Scintillante esordio alla regia, Mustang narra l’arretrato ordine sociale in uno sperduto villaggio turco. Barcamenandosi tra imposizioni maschiliste e adolescenti ribelli, il film diretto da Deniz Gamze Erguven straccia il velo fintamente occidentale di una cultura retrograda e opprimente.

Nur, Ece, Selma, Sonay e Lale festeggiano la fine della scuola andando su una spiaggia insieme a dei ragazzi. Qui giocano insieme a loro e, completamente vestite, combattono in acqua a cavalcioni sulle spalle dei maschi.
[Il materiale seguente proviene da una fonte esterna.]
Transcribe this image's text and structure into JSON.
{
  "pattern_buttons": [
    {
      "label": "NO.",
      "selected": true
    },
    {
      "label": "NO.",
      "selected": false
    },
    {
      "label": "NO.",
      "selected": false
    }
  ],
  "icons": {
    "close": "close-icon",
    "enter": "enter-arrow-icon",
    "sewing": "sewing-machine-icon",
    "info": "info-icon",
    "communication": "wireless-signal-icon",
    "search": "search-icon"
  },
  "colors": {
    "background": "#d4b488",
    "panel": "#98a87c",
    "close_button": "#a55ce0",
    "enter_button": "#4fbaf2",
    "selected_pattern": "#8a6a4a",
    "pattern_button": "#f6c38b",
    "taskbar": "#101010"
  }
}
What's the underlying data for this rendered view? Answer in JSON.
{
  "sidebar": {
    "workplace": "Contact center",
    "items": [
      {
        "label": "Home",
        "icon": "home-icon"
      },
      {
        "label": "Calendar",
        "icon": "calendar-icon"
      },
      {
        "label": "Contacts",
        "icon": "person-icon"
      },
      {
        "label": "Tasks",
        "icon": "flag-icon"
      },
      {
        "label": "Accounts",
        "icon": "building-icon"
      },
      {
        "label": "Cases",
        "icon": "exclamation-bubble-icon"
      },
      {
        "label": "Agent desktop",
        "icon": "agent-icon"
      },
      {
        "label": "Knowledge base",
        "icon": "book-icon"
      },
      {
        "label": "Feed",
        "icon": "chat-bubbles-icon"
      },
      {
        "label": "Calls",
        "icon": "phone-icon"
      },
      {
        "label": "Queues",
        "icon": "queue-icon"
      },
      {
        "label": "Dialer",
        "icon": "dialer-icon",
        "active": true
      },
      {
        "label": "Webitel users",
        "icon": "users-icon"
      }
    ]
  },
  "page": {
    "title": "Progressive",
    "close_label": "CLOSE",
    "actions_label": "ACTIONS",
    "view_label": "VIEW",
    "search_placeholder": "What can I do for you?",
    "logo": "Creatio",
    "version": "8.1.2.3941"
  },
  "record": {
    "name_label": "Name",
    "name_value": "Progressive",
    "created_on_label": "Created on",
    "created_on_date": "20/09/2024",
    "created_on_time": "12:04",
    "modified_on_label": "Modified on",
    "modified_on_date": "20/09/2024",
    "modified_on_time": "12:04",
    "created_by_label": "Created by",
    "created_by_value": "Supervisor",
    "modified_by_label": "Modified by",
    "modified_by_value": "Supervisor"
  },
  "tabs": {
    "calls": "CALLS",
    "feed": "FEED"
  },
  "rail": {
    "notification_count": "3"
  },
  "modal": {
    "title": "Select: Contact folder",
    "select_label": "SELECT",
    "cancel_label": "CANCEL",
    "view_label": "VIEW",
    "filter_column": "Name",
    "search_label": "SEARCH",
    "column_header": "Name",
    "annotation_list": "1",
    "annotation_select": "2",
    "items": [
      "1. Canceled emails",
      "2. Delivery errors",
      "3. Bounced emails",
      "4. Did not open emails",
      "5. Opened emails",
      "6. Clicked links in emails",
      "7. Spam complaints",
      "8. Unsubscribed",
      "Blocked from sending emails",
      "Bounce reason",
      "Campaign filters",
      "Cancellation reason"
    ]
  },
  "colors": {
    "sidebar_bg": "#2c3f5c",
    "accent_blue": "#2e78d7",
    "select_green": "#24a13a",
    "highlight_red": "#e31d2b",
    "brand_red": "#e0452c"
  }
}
La notizia dello “scandalo” raggiunge le orecchie della nonna che, dopo averle rimproverate, decide insieme allo zio affidatario di lasciarle segregate in casa affinché non diano più scandalo. Nel mentre comincia la ricerca di possibili pretendenti.

Una volta vista la pellicola, l’immediato rimando è a Il giardino della vergini suicide di Sofia Coppola. Tuttavia, seppur il tema sia similare, si notano istantaneamente delle differenze, soprattutto a causa del metodo di ripresa sporco e alla costante ricerca di dettagli, che mette in luce la bravura della regista turca nell’indagare ed esibire, con fredda lucidità, un ordine sociale che predilige matrimoni combinati ed esige la verginità della donna. Il tutto inizia in modo innocente e ciò sciocca lo spettatore che crede di essere stato catapultato in un altro secolo oppure in un luogo molto più lontano (direzione oriente) dall’europea Turchia. Invece ci si ritrova di fronte a urla, strepiti e reprimende, che vedono coinvolte le cinque sorelle protagoniste, narrate da uno sguardo privilegiato, ovvero quello della più giovane Lale, la quale vede (attraverso le sorelle) già scritto il suo futuro a cui non vuole assolutamente sottostare.

Nonostante, diverse volte, imbocchi qualche scorciatoia drammaturgica, rischiando di farsi ridondante, Mustang è un prodotto che racconta in modo assolutamente riconoscibile una situazione desolante, a cui vanno incontro cinque adolescenti che cominciano a scoprire la sessualità e che abbracciano la libertà in modo assolutamente autentico. Cinque donne al comando che cercano di farsi forza in una prigione casalinga, della quale lo zio (dispotico, burbero e perverso) e la nonna (devota e sottomessa) sono i carcerieri che ripetono alla sfinimento di agire per il loro bene. Inoltre è significativo il luogo in cui si consuma la vicenda: un paese della Trebisonda, che guarda all’irraggiungibile Istanbul, proprio perché la capitale rappresenta un esempio di possibilità e modernità.

Esuberante (come i tentativi di fuga delle ragazze), drammatico e spiazzante, Mustang è un interessante esordio, che racconta il presente ponendo l’accento sugli aspetti retrogradi di un mondo chiuso e appartato, nel quale cinque “cavalli” imbizzarriti faticano a rompere la staccionata per galoppare privi di restrizioni e regole paradossali.